Oversimplifying greatly, there are two schools of thought about teacher credentials: less is more, and more is more.
  • The “more is more” school argues that credentials are vital: they should be hard to get, and narrowly defined. This point of view was generally ascendant in the first decade of the 21st century, partly driven by the requirement of the No Child Left Behind Act (NCLB) that every teacher be certified as “highly qualified.” It takes several years to obtain a teaching credential through normal channels, and teacher credentials became increasingly subject specific when the meaning of “highly qualified” was hotly debated. The rationale for such credential requirements is to protect children from unqualified teachers.

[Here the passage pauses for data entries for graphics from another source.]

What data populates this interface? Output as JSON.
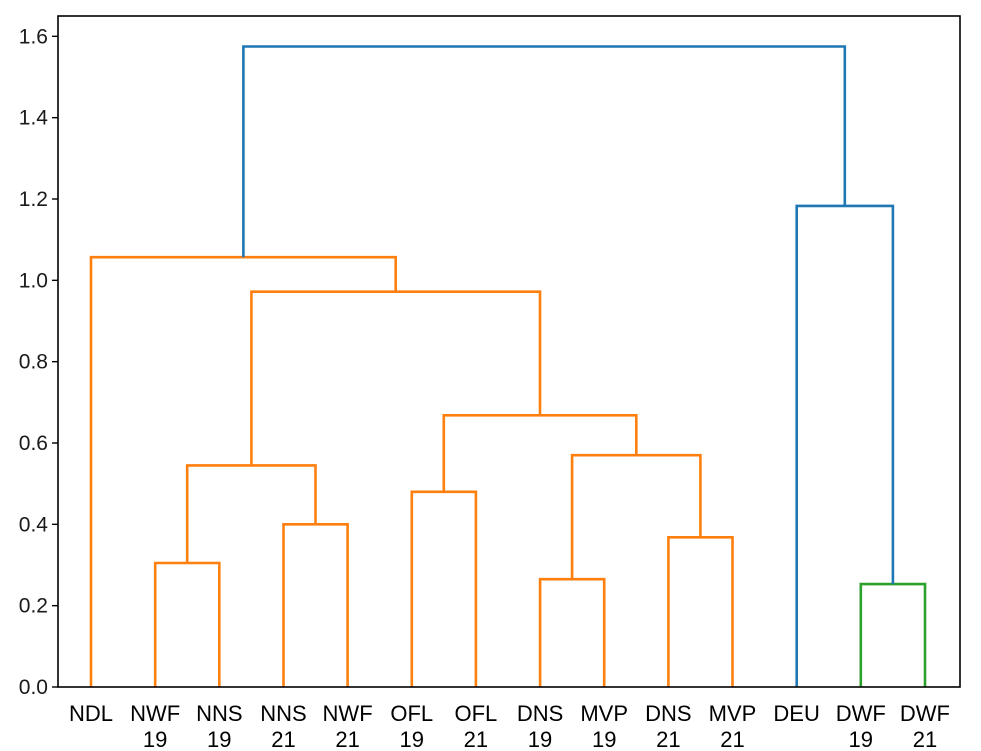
{
  "chart_data": {
    "type": "dendrogram",
    "title": "",
    "xlabel": "",
    "ylabel": "",
    "ylim": [
      0,
      1.65
    ],
    "yticks": [
      "0.0",
      "0.2",
      "0.4",
      "0.6",
      "0.8",
      "1.0",
      "1.2",
      "1.4",
      "1.6"
    ],
    "leaves": [
      {
        "line1": "NDL",
        "line2": ""
      },
      {
        "line1": "NWF",
        "line2": "19"
      },
      {
        "line1": "NNS",
        "line2": "19"
      },
      {
        "line1": "NNS",
        "line2": "21"
      },
      {
        "line1": "NWF",
        "line2": "21"
      },
      {
        "line1": "OFL",
        "line2": "19"
      },
      {
        "line1": "OFL",
        "line2": "21"
      },
      {
        "line1": "DNS",
        "line2": "19"
      },
      {
        "line1": "MVP",
        "line2": "19"
      },
      {
        "line1": "DNS",
        "line2": "21"
      },
      {
        "line1": "MVP",
        "line2": "21"
      },
      {
        "line1": "DEU",
        "line2": ""
      },
      {
        "line1": "DWF",
        "line2": "19"
      },
      {
        "line1": "DWF",
        "line2": "21"
      }
    ],
    "colors": {
      "orange": "#ff7f0e",
      "blue": "#1f77b4",
      "green": "#2ca02c"
    },
    "merges": [
      {
        "left": 1,
        "right": 2,
        "height": 0.305,
        "color": "orange"
      },
      {
        "left": 3,
        "right": 4,
        "height": 0.4,
        "color": "orange"
      },
      {
        "left": "m0",
        "right": "m1",
        "height": 0.545,
        "color": "orange"
      },
      {
        "left": 5,
        "right": 6,
        "height": 0.48,
        "color": "orange"
      },
      {
        "left": 7,
        "right": 8,
        "height": 0.265,
        "color": "orange"
      },
      {
        "left": 9,
        "right": 10,
        "height": 0.368,
        "color": "orange"
      },
      {
        "left": "m4",
        "right": "m5",
        "height": 0.57,
        "color": "orange"
      },
      {
        "left": "m3",
        "right": "m6",
        "height": 0.668,
        "color": "orange"
      },
      {
        "left": "m2",
        "right": "m7",
        "height": 0.972,
        "color": "orange"
      },
      {
        "left": 0,
        "right": "m8",
        "height": 1.057,
        "color": "orange"
      },
      {
        "left": 12,
        "right": 13,
        "height": 0.253,
        "color": "green"
      },
      {
        "left": 11,
        "right": "m10",
        "height": 1.183,
        "color": "blue"
      },
      {
        "left": "m9",
        "right": "m11",
        "height": 1.575,
        "color": "blue"
      }
    ]
  }
}
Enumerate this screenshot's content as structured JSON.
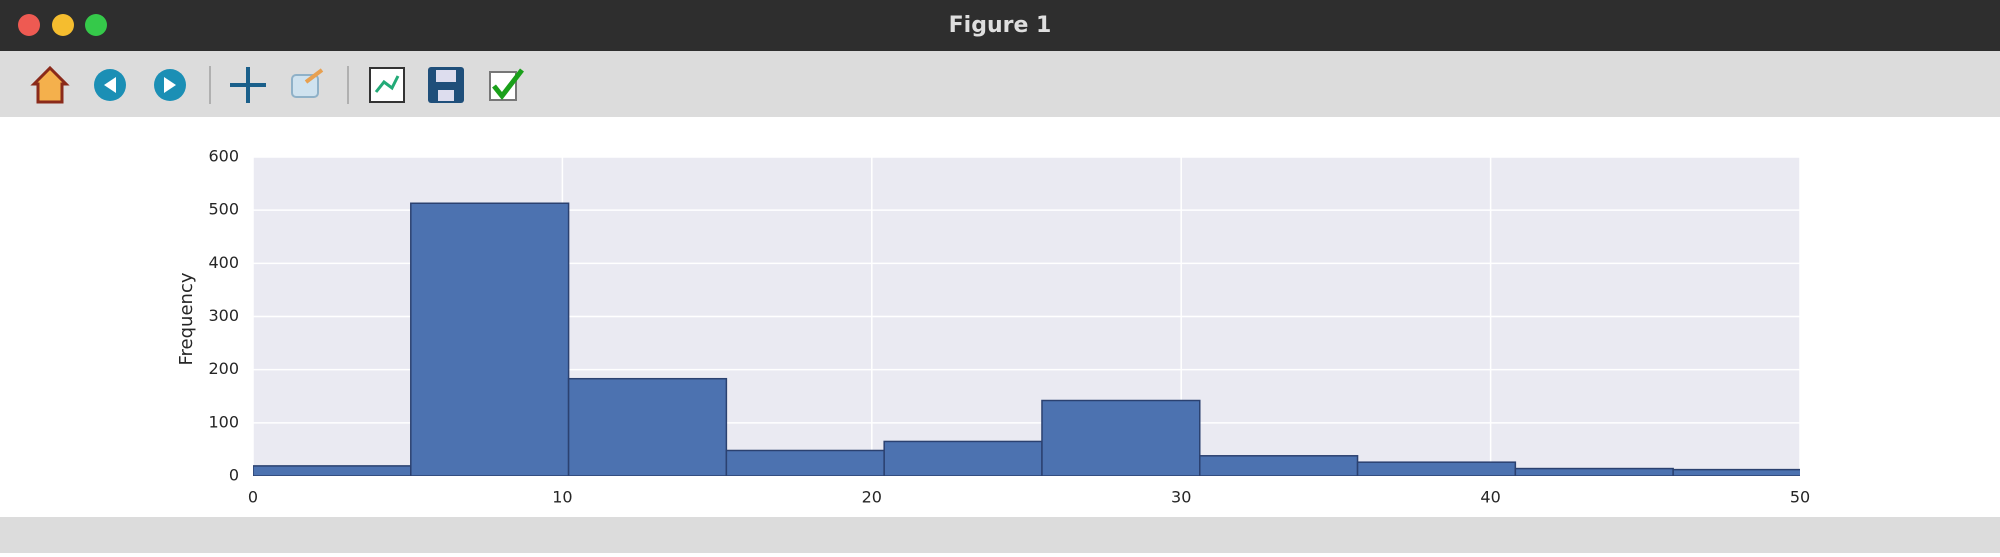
{
  "window": {
    "title": "Figure 1"
  },
  "chart_data": {
    "type": "histogram",
    "ylabel": "Frequency",
    "bins": [
      0,
      5.1,
      10.2,
      15.3,
      20.4,
      25.5,
      30.6,
      35.7,
      40.8,
      45.9,
      51
    ],
    "counts": [
      19,
      513,
      183,
      48,
      65,
      142,
      38,
      26,
      14,
      12
    ],
    "color": "#4c72b0",
    "edgecolor": "#2b4170",
    "xlim": [
      0,
      50
    ],
    "xticks": [
      0,
      10,
      20,
      30,
      40,
      50
    ],
    "ylim": [
      0,
      600
    ],
    "yticks": [
      0,
      100,
      200,
      300,
      400,
      500,
      600
    ],
    "grid": true
  }
}
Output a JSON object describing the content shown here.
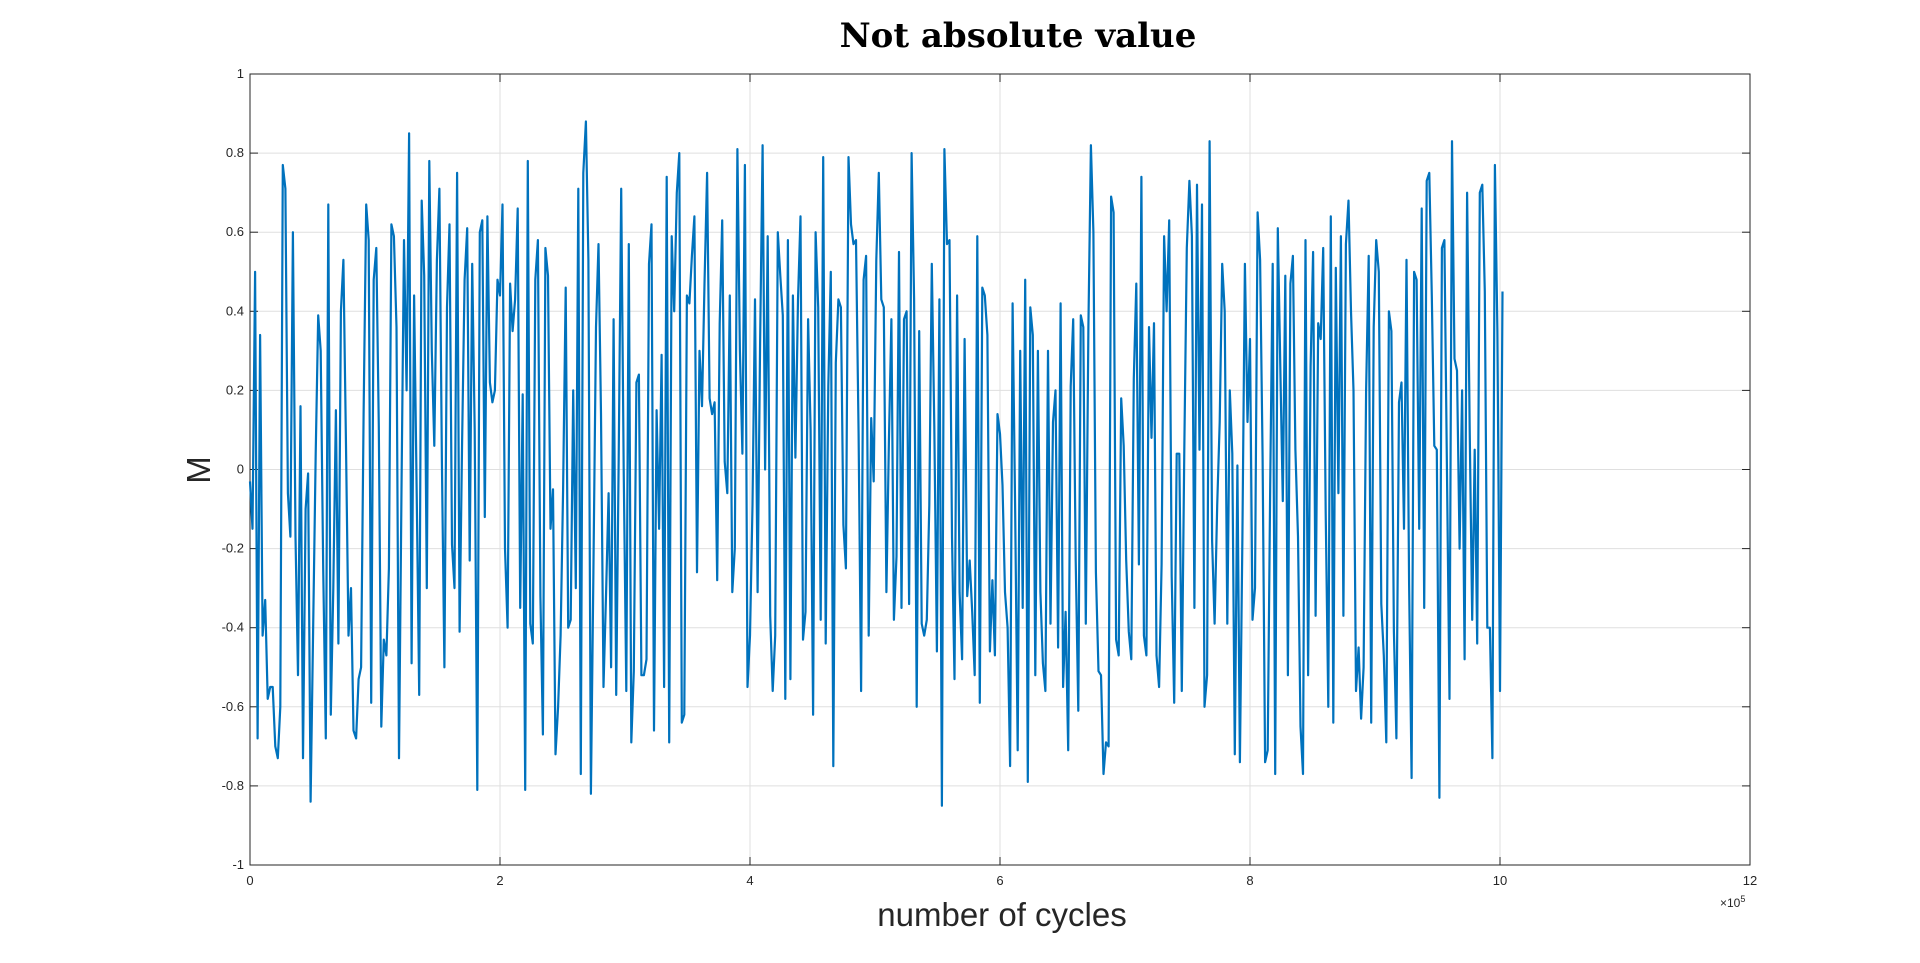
{
  "chart_data": {
    "type": "line",
    "title": "Not absolute value",
    "xlabel": "number of cycles",
    "ylabel": "M",
    "x_exponent_label": "×10⁵",
    "x_exponent_mantissa": "×10",
    "x_exponent_power": "5",
    "xlim": [
      0,
      12
    ],
    "ylim": [
      -1,
      1
    ],
    "x_ticks": [
      0,
      2,
      4,
      6,
      8,
      10,
      12
    ],
    "x_tick_labels": [
      "0",
      "2",
      "4",
      "6",
      "8",
      "10",
      "12"
    ],
    "y_ticks": [
      -1,
      -0.8,
      -0.6,
      -0.4,
      -0.2,
      0,
      0.2,
      0.4,
      0.6,
      0.8,
      1
    ],
    "y_tick_labels": [
      "-1",
      "-0.8",
      "-0.6",
      "-0.4",
      "-0.2",
      "0",
      "0.2",
      "0.4",
      "0.6",
      "0.8",
      "1"
    ],
    "grid": true,
    "line_color": "#0072bd",
    "series": [
      {
        "x_start": 0,
        "x_end": 10.02,
        "values": [
          -0.03,
          -0.15,
          0.5,
          -0.68,
          0.34,
          -0.42,
          -0.33,
          -0.58,
          -0.55,
          -0.55,
          -0.7,
          -0.73,
          -0.6,
          0.77,
          0.71,
          -0.06,
          -0.17,
          0.6,
          -0.17,
          -0.52,
          0.16,
          -0.73,
          -0.1,
          -0.01,
          -0.84,
          -0.41,
          0.04,
          0.39,
          0.3,
          -0.25,
          -0.68,
          0.67,
          -0.62,
          -0.3,
          0.15,
          -0.44,
          0.4,
          0.53,
          0.06,
          -0.42,
          -0.3,
          -0.66,
          -0.68,
          -0.53,
          -0.5,
          0.14,
          0.67,
          0.58,
          -0.59,
          0.48,
          0.56,
          0.11,
          -0.65,
          -0.43,
          -0.47,
          -0.25,
          0.62,
          0.59,
          0.36,
          -0.73,
          -0.05,
          0.58,
          0.2,
          0.85,
          -0.49,
          0.44,
          -0.06,
          -0.57,
          0.68,
          0.49,
          -0.3,
          0.78,
          0.3,
          0.06,
          0.53,
          0.71,
          0.02,
          -0.5,
          0.41,
          0.62,
          -0.19,
          -0.3,
          0.75,
          -0.41,
          0.07,
          0.48,
          0.61,
          -0.23,
          0.52,
          0.1,
          -0.81,
          0.6,
          0.63,
          -0.12,
          0.64,
          0.22,
          0.17,
          0.2,
          0.48,
          0.44,
          0.67,
          -0.2,
          -0.4,
          0.47,
          0.35,
          0.43,
          0.66,
          -0.35,
          0.19,
          -0.81,
          0.78,
          -0.39,
          -0.44,
          0.48,
          0.58,
          -0.32,
          -0.67,
          0.56,
          0.49,
          -0.15,
          -0.05,
          -0.72,
          -0.6,
          -0.42,
          -0.05,
          0.46,
          -0.4,
          -0.38,
          0.2,
          -0.3,
          0.71,
          -0.77,
          0.75,
          0.88,
          0.53,
          -0.82,
          -0.26,
          0.36,
          0.57,
          0.14,
          -0.55,
          -0.31,
          -0.06,
          -0.5,
          0.38,
          -0.57,
          0.03,
          0.71,
          0.0,
          -0.56,
          0.57,
          -0.69,
          -0.51,
          0.22,
          0.24,
          -0.52,
          -0.52,
          -0.48,
          0.52,
          0.62,
          -0.66,
          0.15,
          -0.15,
          0.29,
          -0.55,
          0.74,
          -0.69,
          0.59,
          0.4,
          0.7,
          0.8,
          -0.64,
          -0.62,
          0.44,
          0.42,
          0.54,
          0.64,
          -0.26,
          0.3,
          0.16,
          0.47,
          0.75,
          0.18,
          0.14,
          0.17,
          -0.28,
          0.37,
          0.63,
          0.02,
          -0.06,
          0.44,
          -0.31,
          -0.2,
          0.81,
          0.3,
          0.04,
          0.77,
          -0.55,
          -0.42,
          -0.09,
          0.43,
          -0.31,
          0.32,
          0.82,
          0.0,
          0.59,
          -0.37,
          -0.56,
          -0.42,
          0.6,
          0.49,
          0.39,
          -0.58,
          0.58,
          -0.53,
          0.44,
          0.03,
          0.43,
          0.64,
          -0.43,
          -0.36,
          0.38,
          0.1,
          -0.62,
          0.6,
          0.41,
          -0.38,
          0.79,
          -0.44,
          0.21,
          0.5,
          -0.75,
          0.27,
          0.43,
          0.41,
          -0.14,
          -0.25,
          0.79,
          0.62,
          0.57,
          0.58,
          0.09,
          -0.56,
          0.48,
          0.54,
          -0.42,
          0.13,
          -0.03,
          0.53,
          0.75,
          0.43,
          0.41,
          -0.31,
          0.07,
          0.38,
          -0.38,
          -0.22,
          0.55,
          -0.35,
          0.38,
          0.4,
          -0.34,
          0.8,
          0.43,
          -0.6,
          0.35,
          -0.39,
          -0.42,
          -0.38,
          -0.09,
          0.52,
          0.11,
          -0.46,
          0.43,
          -0.85,
          0.81,
          0.57,
          0.58,
          -0.17,
          -0.53,
          0.44,
          -0.31,
          -0.48,
          0.33,
          -0.32,
          -0.23,
          -0.36,
          -0.52,
          0.59,
          -0.59,
          0.46,
          0.44,
          0.34,
          -0.46,
          -0.28,
          -0.47,
          0.14,
          0.09,
          -0.04,
          -0.31,
          -0.4,
          -0.75,
          0.42,
          -0.09,
          -0.71,
          0.3,
          -0.35,
          0.48,
          -0.79,
          0.41,
          0.34,
          -0.52,
          0.3,
          -0.31,
          -0.49,
          -0.56,
          0.3,
          -0.39,
          0.12,
          0.2,
          -0.45,
          0.42,
          -0.55,
          -0.36,
          -0.71,
          0.21,
          0.38,
          -0.23,
          -0.61,
          0.39,
          0.36,
          -0.39,
          0.36,
          0.82,
          0.6,
          -0.26,
          -0.51,
          -0.52,
          -0.77,
          -0.69,
          -0.7,
          0.69,
          0.65,
          -0.43,
          -0.47,
          0.18,
          0.06,
          -0.23,
          -0.41,
          -0.48,
          0.23,
          0.47,
          -0.24,
          0.74,
          -0.42,
          -0.47,
          0.36,
          0.08,
          0.37,
          -0.47,
          -0.55,
          -0.24,
          0.59,
          0.4,
          0.63,
          -0.27,
          -0.59,
          0.04,
          0.04,
          -0.56,
          0.05,
          0.56,
          0.73,
          0.59,
          -0.35,
          0.72,
          0.05,
          0.67,
          -0.6,
          -0.52,
          0.83,
          -0.18,
          -0.39,
          -0.09,
          0.12,
          0.52,
          0.4,
          -0.39,
          0.2,
          0.04,
          -0.72,
          0.01,
          -0.74,
          -0.17,
          0.52,
          0.12,
          0.33,
          -0.38,
          -0.3,
          0.65,
          0.53,
          0.03,
          -0.74,
          -0.71,
          -0.04,
          0.52,
          -0.77,
          0.61,
          0.26,
          -0.08,
          0.49,
          -0.52,
          0.47,
          0.54,
          0.05,
          -0.17,
          -0.65,
          -0.77,
          0.58,
          -0.52,
          0.26,
          0.55,
          -0.37,
          0.37,
          0.33,
          0.56,
          -0.11,
          -0.6,
          0.64,
          -0.64,
          0.51,
          -0.06,
          0.59,
          -0.37,
          0.57,
          0.68,
          0.4,
          0.2,
          -0.56,
          -0.45,
          -0.63,
          -0.5,
          0.2,
          0.54,
          -0.64,
          0.36,
          0.58,
          0.5,
          -0.34,
          -0.47,
          -0.69,
          0.4,
          0.35,
          -0.41,
          -0.68,
          0.17,
          0.22,
          -0.15,
          0.53,
          -0.29,
          -0.78,
          0.5,
          0.48,
          -0.15,
          0.66,
          -0.35,
          0.73,
          0.75,
          0.44,
          0.06,
          0.05,
          -0.83,
          0.56,
          0.58,
          0.01,
          -0.58,
          0.83,
          0.28,
          0.25,
          -0.2,
          0.2,
          -0.48,
          0.7,
          0.1,
          -0.38,
          0.05,
          -0.44,
          0.7,
          0.72,
          0.45,
          -0.4,
          -0.4,
          -0.73,
          0.77,
          0.35,
          -0.56,
          0.45
        ]
      }
    ]
  }
}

  • The “less is more” reformers argue that teaching is a skill more general than the subject matter being taught. In this view, complex credential requirements do more to deter good people from teaching than they do to weed out unprepared candidates. These reformers look to speed the path to a credential for those with the right stuff. Perhaps the most pure example of this concept is the recommendation of the Education Excellence committee that county superintendents should have the authority to write credential waivers for individuals, but should lose that authority if the teachers they waive into the classroom fail to perform to expectations. (The recommendation, made at a time when the supply of teacher candidates was ample, might surface again when supply is tight.)
In 2010, a scathing report argued that many teacher preparation programs lack rigor.
In 2010, a scathing report of the National Council for the Accreditation of Teacher Education (NCATE) argued that many teacher preparation programs lack rigor. The report called for sweeping changes in accreditation of teacher preparation programs to make them more relevant. Others, in contrast to the NCATE report, argue that the best course is to make the training program as short and inexpensive as possible in order to invest the savings in support of new teachers on the job.
In 2013, the National Council for Teacher Quality (NCTQ) evaluated teacher preparation programs in California. The state was graded a D, up from a D- the prior year. The Association of Colleges of Teacher Education (yes, there really is an association for everything in education) collected objections to the low grade.
Partly in response to this national conversation, California’s CTC convened a high-profile advisory panel in 2013, which generated a thick report with forty recommendations for change.
Join the Discussion
  • How can teacher preparation programs make sure they admit the “best and brightest”?
  • To what extent can alternative approaches to teacher recruitment and certification, such as Teach for America, influence the caliber of people who enter the profession?
  • Ask teachers you know: what did they think of the certification process?
  • Where did the teachers in your school earn their certification?